The Supreme Court of Pakistan on Thursday issued summons for Defence Housing Authority (DHA) representatives to appear in court for the next hearing of a case pertaining to Bahria Town's land allotment practices.
Chief Justice of Pakistan Mian Saqib Nisar, who is heading the bench hearing the case, ordered that representatives of DHA be present in court for the next hearing after the lawyer representing Bahria Town insisted that providing buyers with an allotment letter instead of a sale deed is a practice that all housing societies have in common.
"All housing societies do the same. DHA also follows the same practice," Bahria's lawyer argued.
"Whatever [rule] is applied to you will also be applied to DHA," the top judge made clear, noting that the latter is a "strong company".
"If it is to be said [in their case] that issuing allotment letters is wrong and proper registration should be done, then the rule shall apply to all [housing societies]," the apex judge said.

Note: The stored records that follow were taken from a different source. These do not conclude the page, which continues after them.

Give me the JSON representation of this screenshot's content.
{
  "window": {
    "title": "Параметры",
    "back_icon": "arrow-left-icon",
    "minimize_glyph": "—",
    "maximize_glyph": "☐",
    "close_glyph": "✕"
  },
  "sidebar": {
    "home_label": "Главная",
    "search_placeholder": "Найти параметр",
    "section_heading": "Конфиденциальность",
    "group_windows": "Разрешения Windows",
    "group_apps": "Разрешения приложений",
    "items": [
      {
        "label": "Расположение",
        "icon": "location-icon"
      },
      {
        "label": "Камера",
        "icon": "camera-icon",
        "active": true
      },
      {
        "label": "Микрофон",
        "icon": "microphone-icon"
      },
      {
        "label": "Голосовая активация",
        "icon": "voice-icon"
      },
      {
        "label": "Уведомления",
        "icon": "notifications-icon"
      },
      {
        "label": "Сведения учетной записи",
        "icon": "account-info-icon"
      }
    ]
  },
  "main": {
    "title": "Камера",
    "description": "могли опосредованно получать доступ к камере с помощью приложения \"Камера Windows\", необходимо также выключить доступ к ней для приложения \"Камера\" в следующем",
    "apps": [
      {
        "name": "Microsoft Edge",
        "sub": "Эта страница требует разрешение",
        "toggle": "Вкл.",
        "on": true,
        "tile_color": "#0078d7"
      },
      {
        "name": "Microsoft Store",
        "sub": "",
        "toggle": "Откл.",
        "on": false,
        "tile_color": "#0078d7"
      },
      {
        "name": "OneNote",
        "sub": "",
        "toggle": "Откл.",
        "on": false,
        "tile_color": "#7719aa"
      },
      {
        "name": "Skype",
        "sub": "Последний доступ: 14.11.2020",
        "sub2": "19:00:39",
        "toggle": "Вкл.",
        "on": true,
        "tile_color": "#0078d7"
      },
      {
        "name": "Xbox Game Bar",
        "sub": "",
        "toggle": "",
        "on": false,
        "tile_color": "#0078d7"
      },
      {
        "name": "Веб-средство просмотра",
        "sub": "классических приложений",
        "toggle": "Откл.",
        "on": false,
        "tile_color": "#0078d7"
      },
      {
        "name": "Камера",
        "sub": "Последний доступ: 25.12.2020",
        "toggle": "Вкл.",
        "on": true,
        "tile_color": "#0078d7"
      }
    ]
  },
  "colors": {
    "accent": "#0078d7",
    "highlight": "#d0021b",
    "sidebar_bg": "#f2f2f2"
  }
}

Earlier, Justice Nisar said that billions of rupees were owed to the government under the head of transfer fees. "You provide an allotment letter [to buyers] instead of a sale deed. You do not pay transfer fees and capital value tax," he noted.
"According to your calculation, to date Rs14 billion are due [to the government]," the chief justice said while adding that Bahria Town's forensic audit should be done.
The lawyer for Bahria Town responded by saying that the policy surrounding sale deeds is not crystal clear on the matter.
However, the chief justice rubbished the argument, stating: "Land cannot be transferred without a sale deed. Whatever has been done to date is illegal."
"The payment of the complete fee for land registration is your responsibility," he added.
To this, the defence lawyer said that DHA and all other housing societies also employe the same practices, prompting Justice Nisar to summon DHA to the next hearing of the case, which will be held on December 13.